Politics

This is America’s darkest dawn

Across the world, the worst people will be galvanised

TOPSHOT - Supporters of former US president and Republican presidential candidate Donald Trump gather near his Mar-a-Lago resort in Palm Beach, Florida, on Election Day, November 5, 2024. (Photo by Giorgio Viera / AFP) (Photo by GIORGIO VIERA/AFP via Getty Images)
Supporters of former US president and Republican presidential candidate Donald Trump gather near his Mar-a-Lago (Photo: Giorgio Viera / AFP)

Nearly every result that comes in – from counties to states, marginals to strongholds – shows the same pattern: Kamala Harris performing slightly worse than Joe Biden in 2020. Donald Trump performing slightly better than he did in 2020. Two per cent here, three per cent there. A couple thousand votes here and a couple thousand there. Tiny margins. But in a race defined by tiny margins, it makes all the difference. Tiny margins are where the victory takes place.

Nearly every hour, the pathways to victory for Harris have got narrower and narrower. The maths harder and harder. And it becomes harder to fight the sense of horror and despair.
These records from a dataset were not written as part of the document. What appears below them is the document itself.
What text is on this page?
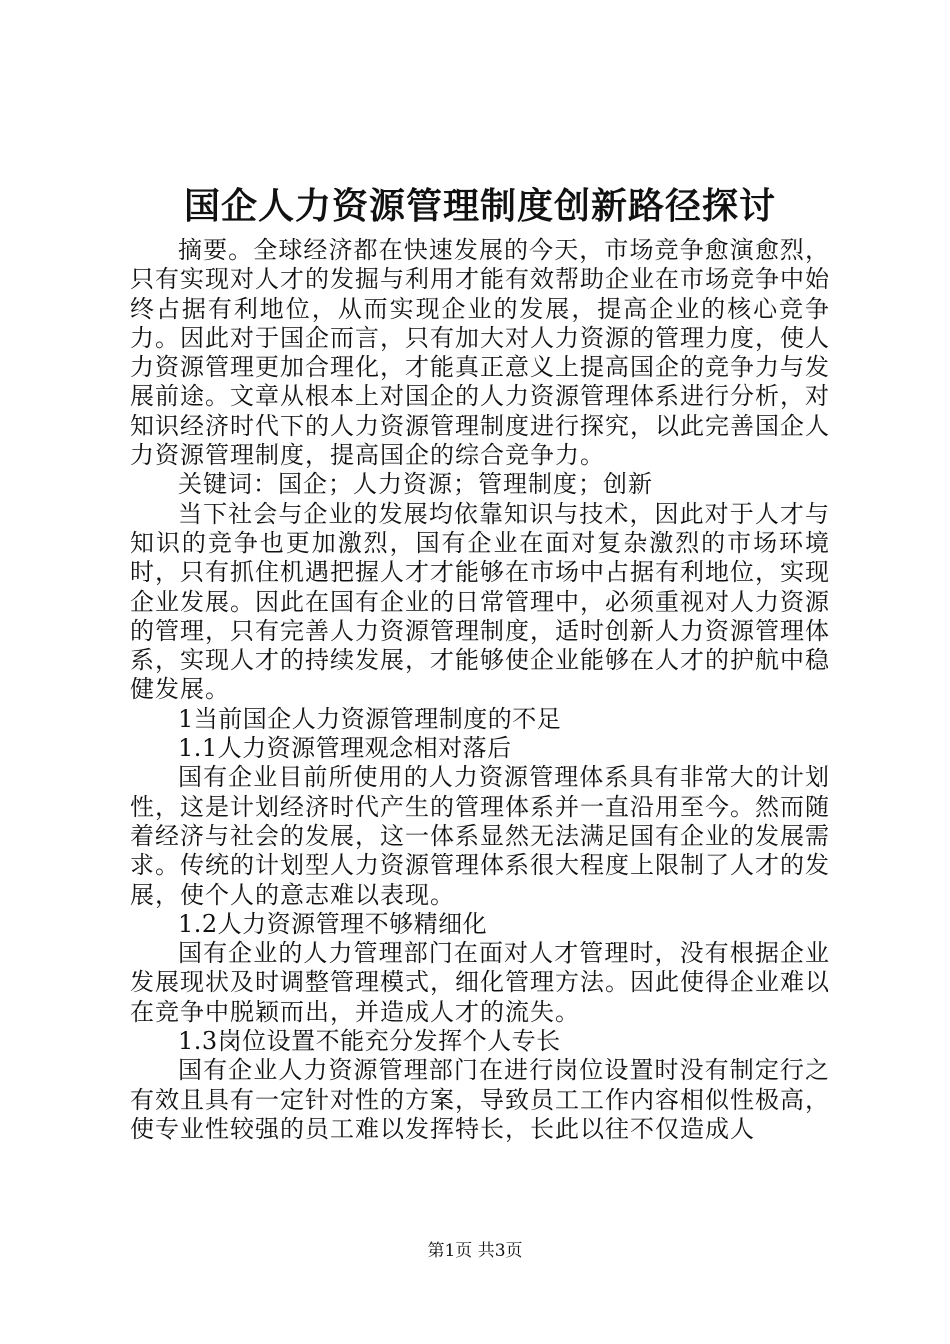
国企人力资源管理制度创新路径探讨

摘要。全球经济都在快速发展的今天，市场竞争愈演愈烈，只有实现对人才的发掘与利用才能有效帮助企业在市场竞争中始终占据有利地位，从而实现企业的发展，提高企业的核心竞争力。因此对于国企而言，只有加大对人力资源的管理力度，使人力资源管理更加合理化，才能真正意义上提高国企的竞争力与发展前途。文章从根本上对国企的人力资源管理体系进行分析，对知识经济时代下的人力资源管理制度进行探究，以此完善国企人力资源管理制度，提高国企的综合竞争力。

关键词：国企；人力资源；管理制度；创新

当下社会与企业的发展均依靠知识与技术，因此对于人才与知识的竞争也更加激烈，国有企业在面对复杂激烈的市场环境时，只有抓住机遇把握人才才能够在市场中占据有利地位，实现企业发展。因此在国有企业的日常管理中，必须重视对人力资源的管理，只有完善人力资源管理制度，适时创新人力资源管理体系，实现人才的持续发展，才能够使企业能够在人才的护航中稳健发展。

1当前国企人力资源管理制度的不足

1.1人力资源管理观念相对落后

国有企业目前所使用的人力资源管理体系具有非常大的计划性，这是计划经济时代产生的管理体系并一直沿用至今。然而随着经济与社会的发展，这一体系显然无法满足国有企业的发展需求。传统的计划型人力资源管理体系很大程度上限制了人才的发展，使个人的意志难以表现。

1.2人力资源管理不够精细化

国有企业的人力管理部门在面对人才管理时，没有根据企业发展现状及时调整管理模式，细化管理方法。因此使得企业难以在竞争中脱颖而出，并造成人才的流失。

1.3岗位设置不能充分发挥个人专长

国有企业人力资源管理部门在进行岗位设置时没有制定行之有效且具有一定针对性的方案，导致员工工作内容相似性极高，使专业性较强的员工难以发挥特长，长此以往不仅造成人

第1页 共3页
We’ve been here before. 2020 started ugly and then improved, as Democrat votes came in through the early morning. But things were different then. There were basic statistical reasons to keep your hopes up. There were more mail-in ballots to come, which favoured Democrats. This time, the reasons for optimism have largely faded. Most remaining sources of hope have gone. That’s the grim, decaying truth of it. Hope is dying out there. It’s dying in the margins.
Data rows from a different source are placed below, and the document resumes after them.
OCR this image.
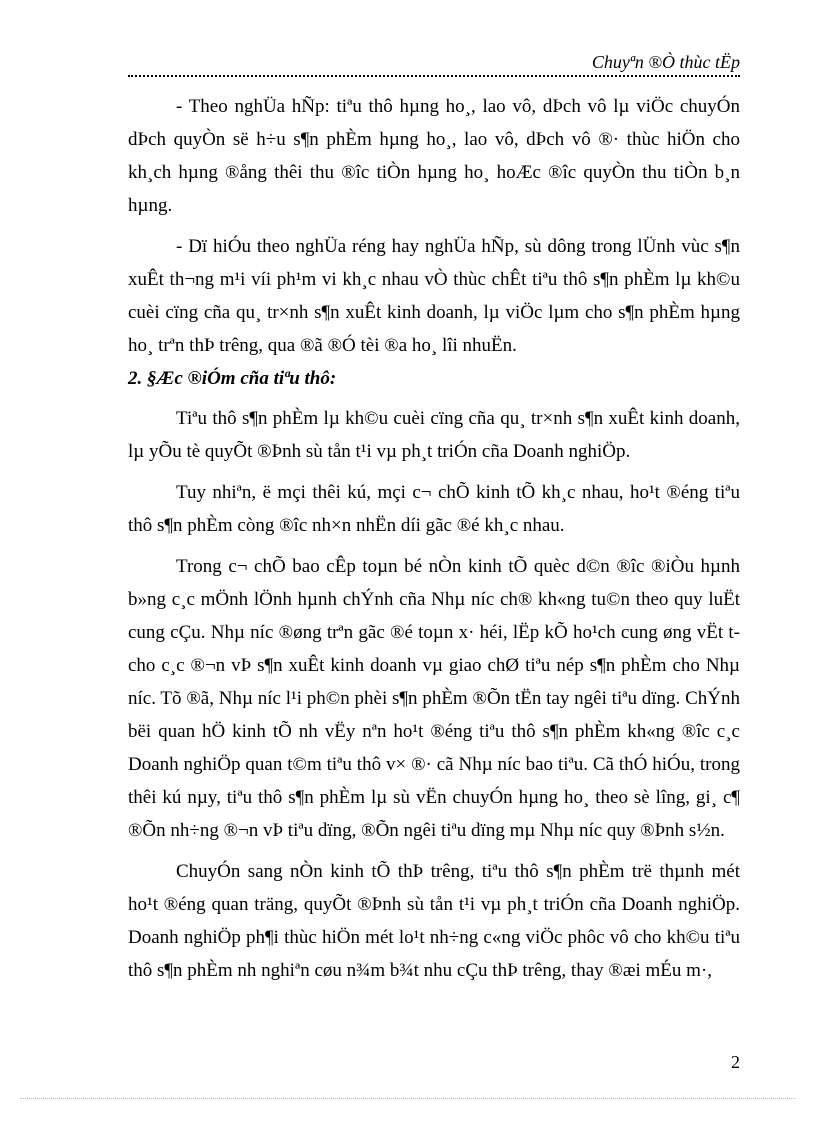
Chuyªn ®Ò thùc tËp

- Theo nghÜa hÑp: tiªu thô hµng ho¸, lao vô, dÞch vô lµ viÖc chuyÓn dÞch quyÒn së h÷u s¶n phÈm hµng ho¸, lao vô, dÞch vô ®· thùc hiÖn cho kh¸ch hµng ®ång thêi thu ®îc tiÒn hµng ho¸ hoÆc ®îc quyÒn thu tiÒn b¸n hµng.

- Dï hiÓu theo nghÜa réng hay nghÜa hÑp, sù dông trong lÜnh vùc s¶n xuÊt th¬ng m¹i víi ph¹m vi kh¸c nhau vÒ thùc chÊt tiªu thô s¶n phÈm lµ kh©u cuèi cïng cña qu¸ tr×nh s¶n xuÊt kinh doanh, lµ viÖc lµm cho s¶n phÈm hµng ho¸ trªn thÞ trêng, qua ®ã ®Ó tèi ®a ho¸ lîi nhuËn.

2. §Æc ®iÓm cña tiªu thô:

Tiªu thô s¶n phÈm lµ kh©u cuèi cïng cña qu¸ tr×nh s¶n xuÊt kinh doanh, lµ yÕu tè quyÕt ®Þnh sù tån t¹i vµ ph¸t triÓn cña Doanh nghiÖp.

Tuy nhiªn, ë mçi thêi kú, mçi c¬ chÕ kinh tÕ kh¸c nhau, ho¹t ®éng tiªu thô s¶n phÈm còng ®îc nh×n nhËn díi gãc ®é kh¸c nhau.

Trong c¬ chÕ bao cÊp toµn bé nÒn kinh tÕ quèc d©n ®îc ®iÒu hµnh b»ng c¸c mÖnh lÖnh hµnh chÝnh cña Nhµ níc ch® kh«ng tu©n theo quy luËt cung cÇu. Nhµ níc ®øng trªn gãc ®é toµn x· héi, lËp kÕ ho¹ch cung øng vËt t cho c¸c ®¬n vÞ s¶n xuÊt kinh doanh vµ giao chØ tiªu nép s¶n phÈm cho Nhµ níc. Tõ ®ã, Nhµ níc l¹i ph©n phèi s¶n phÈm ®Õn tËn tay ngêi tiªu dïng. ChÝnh bëi quan hÖ kinh tÕ nh vËy nªn ho¹t ®éng tiªu thô s¶n phÈm kh«ng ®îc c¸c Doanh nghiÖp quan t©m tiªu thô v× ®· cã Nhµ níc bao tiªu. Cã thÓ hiÓu, trong thêi kú nµy, tiªu thô s¶n phÈm lµ sù vËn chuyÓn hµng ho¸ theo sè lîng, gi¸ c¶ ®Õn nh÷ng ®¬n vÞ tiªu dïng, ®Õn ngêi tiªu dïng mµ Nhµ níc quy ®Þnh s½n.

ChuyÓn sang nÒn kinh tÕ thÞ trêng, tiªu thô s¶n phÈm trë thµnh mét ho¹t ®éng quan träng, quyÕt ®Þnh sù tån t¹i vµ ph¸t triÓn cña Doanh nghiÖp. Doanh nghiÖp ph¶i thùc hiÖn mét lo¹t nh÷ng c«ng viÖc phôc vô cho kh©u tiªu thô s¶n phÈm nh nghiªn cøu n¾m b¾t nhu cÇu thÞ trêng, thay ®æi mÉu m·,

2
You watch it with a pit in your stomach. A dank, pitch black hole where your constitution used to be. That old painful anxiety grasping at your heart, the unmistakable taste of despair in your mouth.

It’s hard to summon up the kind of empathy which explains why someone votes for Trump. It’s hard to conceive of how someone could hear him talk about eugenics, could watch him slip into violent fantasies, could see this representation of all the most selfish and childlike instincts in the human personality and think: yeah, I want more of that.
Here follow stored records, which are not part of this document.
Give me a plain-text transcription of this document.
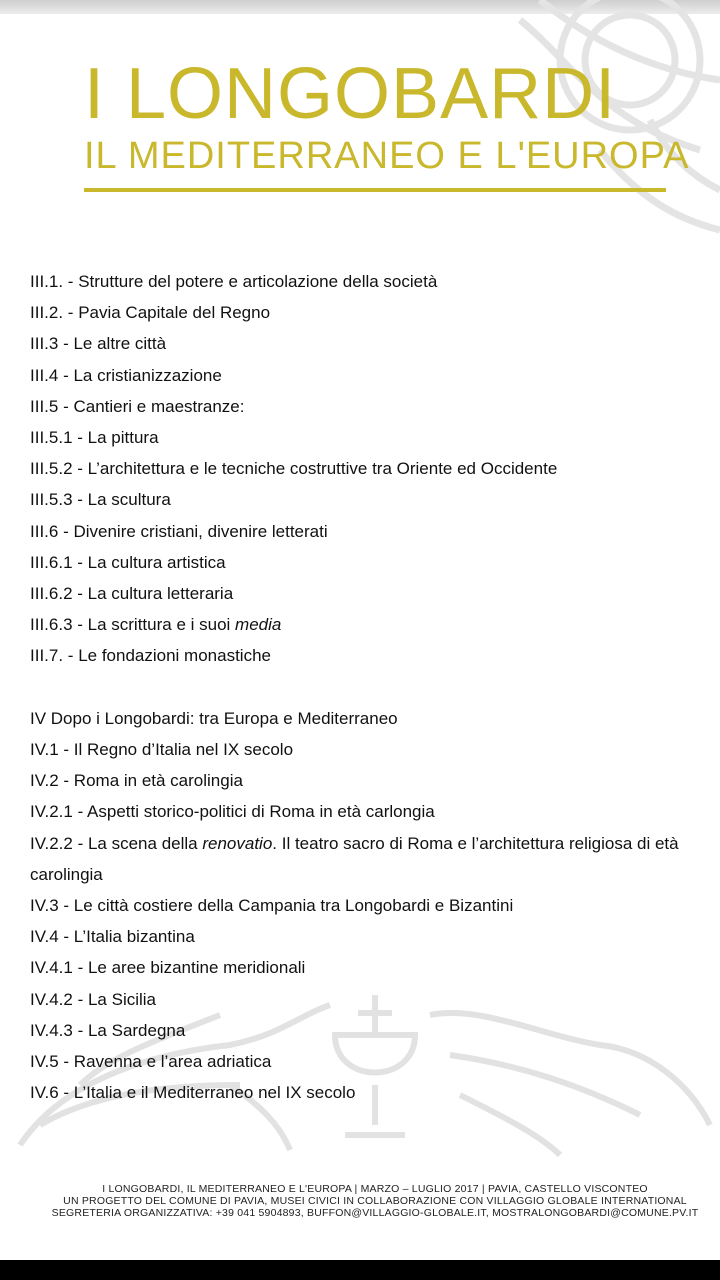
I LONGOBARDI
IL MEDITERRANEO E L'EUROPA
III.1. - Strutture del potere e articolazione della società
III.2. - Pavia Capitale del Regno
III.3 - Le altre città
III.4 - La cristianizzazione
III.5 - Cantieri e maestranze:
III.5.1 - La pittura
III.5.2 - L’architettura e le tecniche costruttive tra Oriente ed Occidente
III.5.3 - La scultura
III.6 - Divenire cristiani, divenire letterati
III.6.1 - La cultura artistica
III.6.2 - La cultura letteraria
III.6.3 - La scrittura e i suoi media
III.7. - Le fondazioni monastiche
IV Dopo i Longobardi: tra Europa e Mediterraneo
IV.1 - Il Regno d’Italia nel IX secolo
IV.2 - Roma in età carolingia
IV.2.1 - Aspetti storico-politici di Roma in età carlongia
IV.2.2 - La scena della renovatio. Il teatro sacro di Roma e l’architettura religiosa di età carolingia
IV.3 - Le città costiere della Campania tra Longobardi e Bizantini
IV.4 - L’Italia bizantina
IV.4.1 - Le aree bizantine meridionali
IV.4.2 - La Sicilia
IV.4.3 - La Sardegna
IV.5 - Ravenna e l’area adriatica
IV.6 - L’Italia e il Mediterraneo nel IX secolo
I LONGOBARDI, IL MEDITERRANEO E L'EUROPA | MARZO – LUGLIO 2017 | PAVIA, CASTELLO VISCONTEO
UN PROGETTO DEL COMUNE DI PAVIA, MUSEI CIVICI IN COLLABORAZIONE CON VILLAGGIO GLOBALE INTERNATIONAL
SEGRETERIA ORGANIZZATIVA: +39 041 5904893, BUFFON@VILLAGGIO-GLOBALE.IT, MOSTRALONGOBARDI@COMUNE.PV.IT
But that, of course, is what will happen now. There will be long post-mortems to follow. Did Joe Biden cling on too long, derailing the possibilities of the Harris campaign? Did his late stage contributions undermine her? Did she lack a clear retail offer, making the campaign about the evils of her opponent rather than the things she would improve in people’s lives? Were Democrats wrong to focus so strongly on abortion, which clearly did not motivate voters to the extent they imagined?

The most compelling explanation is simply this: incumbents are punished in 2024. This is not the sum total of the analysis, but it is the starting place and the necessary condition of it. Around the world, we’re seeing the long-tail impact of inflation. It hammered the Tories in the UK. It tortured governing parties in the European parliamentary elections. It took away Narendra Modi’s majority in India. It did the same to the ANC in South Africa.

From a British perspective, it’s hard to feel too sympathetic about American complaints over inflation. They have economic growth at a scale that we can only dream about. Their pay packets are much higher than ours. Unemployment was low. Inflation was nowhere near as bad as what we got here. But this is not how people view things. They assess their lives by whether they can afford a new car, can go on a nice holiday. And when that is not the case, they are primed to punish people in power.

Terrible things will now happen. There’s no point dressing it up, or pretending it’ll be better than it is. We are in serious trouble. We are in a moment of acute danger, the likes of which we’ve never really seen before.

Ukraine is now in terrible danger, the worst since the invasion. Perhaps Europe can hold out with its financial and military support, but it is hard to imagine how long that can maintain without American backing. Trump will try to force it to hand over territory on peace terms that he essentially dictates.

Vladmir Putin will consider himself vindicated. He has his man in the White House again. And with him in place, there is nothing to stop him from moving more forcefully against new targets, as he has already begun to do in recent weeks in Georgia and Moldova.

Across the world, the worst people will be galvanised. Viktor Orban in Hungary. Marine Le Pen in France. Georgia Meloni in Italy. Nigel Farage in Britain. They will feel as if they are once again riding the wave of history. They will have a spring in their step and a sense of momentum to their actions.

They will bray and they will laugh and they will tell us that “the elites” will now get their comeuppance. But it is not the elites who are punished when people like Trump get in power. It’s those who need protections and are denied it. Ukrainians, fighting for their freedom with their lives. Immigrants without documentation, wondering if they will be locked up and expelled. Women who need an abortion, and will instead be forced to give birth to a child they did not want, as the government tells them what they may and may not do with their body.

If Trump wins, we will be in a state of despair for some time. There’s no point denying that. But afterwards, we will need to do more, in our own country and overseas, to defend those who will be targeted by the global populist movement, from the streets of Kyiv to the borders of America.

That is the only sensible thing that can be said in the circumstances. It’s the best that we can aim for, on one of the darkest mornings we’ve woken up to.